Gabi and the zombies perceive this as a fault in James' masculinity, pegging Em (who married James for no better reason than to get back at her father) as a woman who has sapped his virility. On the outside, James is the perfect male specimen: handsome, rich, and in shape. Cronenberg seems to say that James' failing isn't being a whipped wimp, but is instead a result of his emptiness: he's all surface, no depth, like Vincent or Roger O. Thornhill, like an infinity pool. In essence, a clone even before he's been doubled.

Was it fate?

Brandon Cronenberg provides a tantalizing number of ambiguous hints that there's far more going on behind the scenes. Even though Gabi and the zombies claim James' road accident was his own foolish fault, there's the sense that it could've been orchestrated by somebody. During James' orgy-and-drug-fueled hallucinations, he has visions of the zombies circling him wearing some sort of VR headsets, all while a demonic Em leads the pack. "Is this a dream?" the supposedly real Em wonders aloud as she leaves James in tears. How much of James' ordeal is real, anyway? And who's to blame?

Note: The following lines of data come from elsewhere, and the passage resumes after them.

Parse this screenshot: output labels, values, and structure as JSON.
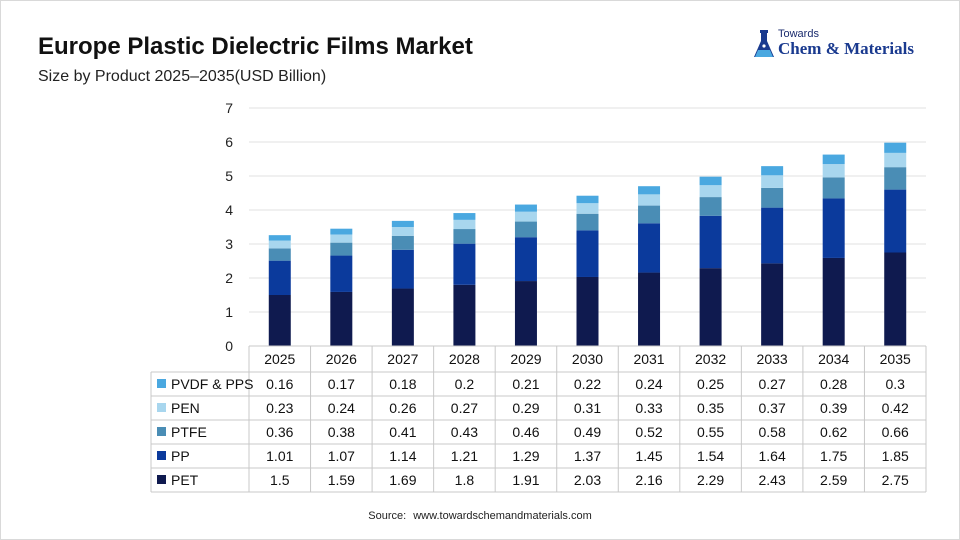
{
  "title": "Europe Plastic Dielectric Films Market",
  "subtitle": "Size by Product 2025–2035(USD Billion)",
  "logo": {
    "top": "Towards",
    "main": "Chem & Materials"
  },
  "source": {
    "label": "Source:",
    "url": "www.towardschemandmaterials.com"
  },
  "chart_data": {
    "type": "bar",
    "stacked": true,
    "categories": [
      "2025",
      "2026",
      "2027",
      "2028",
      "2029",
      "2030",
      "2031",
      "2032",
      "2033",
      "2034",
      "2035"
    ],
    "ylim": [
      0,
      7
    ],
    "yticks": [
      0,
      1,
      2,
      3,
      4,
      5,
      6,
      7
    ],
    "grid": true,
    "data_table": true,
    "series": [
      {
        "name": "PET",
        "color": "#0f1a4f",
        "values": [
          1.5,
          1.59,
          1.69,
          1.8,
          1.91,
          2.03,
          2.16,
          2.29,
          2.43,
          2.59,
          2.75
        ]
      },
      {
        "name": "PP",
        "color": "#0b3a9c",
        "values": [
          1.01,
          1.07,
          1.14,
          1.21,
          1.29,
          1.37,
          1.45,
          1.54,
          1.64,
          1.75,
          1.85
        ]
      },
      {
        "name": "PTFE",
        "color": "#4a8db5",
        "values": [
          0.36,
          0.38,
          0.41,
          0.43,
          0.46,
          0.49,
          0.52,
          0.55,
          0.58,
          0.62,
          0.66
        ]
      },
      {
        "name": "PEN",
        "color": "#a8d6ee",
        "values": [
          0.23,
          0.24,
          0.26,
          0.27,
          0.29,
          0.31,
          0.33,
          0.35,
          0.37,
          0.39,
          0.42
        ]
      },
      {
        "name": "PVDF & PPS",
        "color": "#4aa8e0",
        "values": [
          0.16,
          0.17,
          0.18,
          0.2,
          0.21,
          0.22,
          0.24,
          0.25,
          0.27,
          0.28,
          0.3
        ]
      }
    ]
  }
}
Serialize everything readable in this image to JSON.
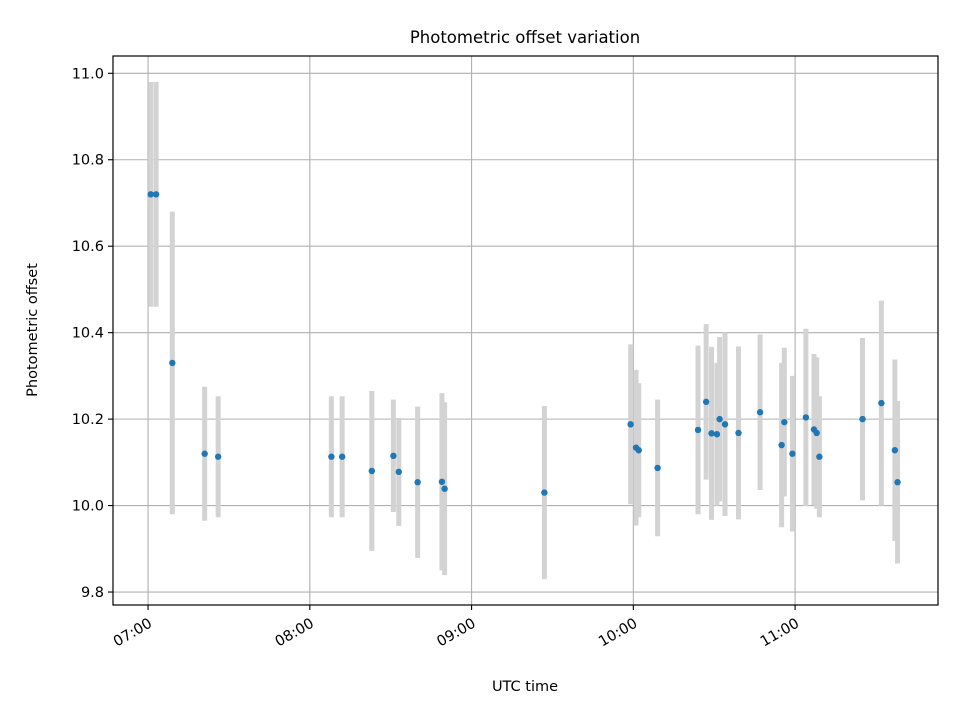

In the end, the answers to those questions don't matter. James, having finally found himself and realized the depth of his failing (professionally as well as morally), can't merely get on a plane back home with the rest of the two-faced zombies. Instead, he remains at the empty resort during the country's rainy season, alone. James, like George Webber, can't go home again, and like Jake Barnes, can't get away from himself. He'll remain in Li Tolqa forever. Because, after all, that's where he died.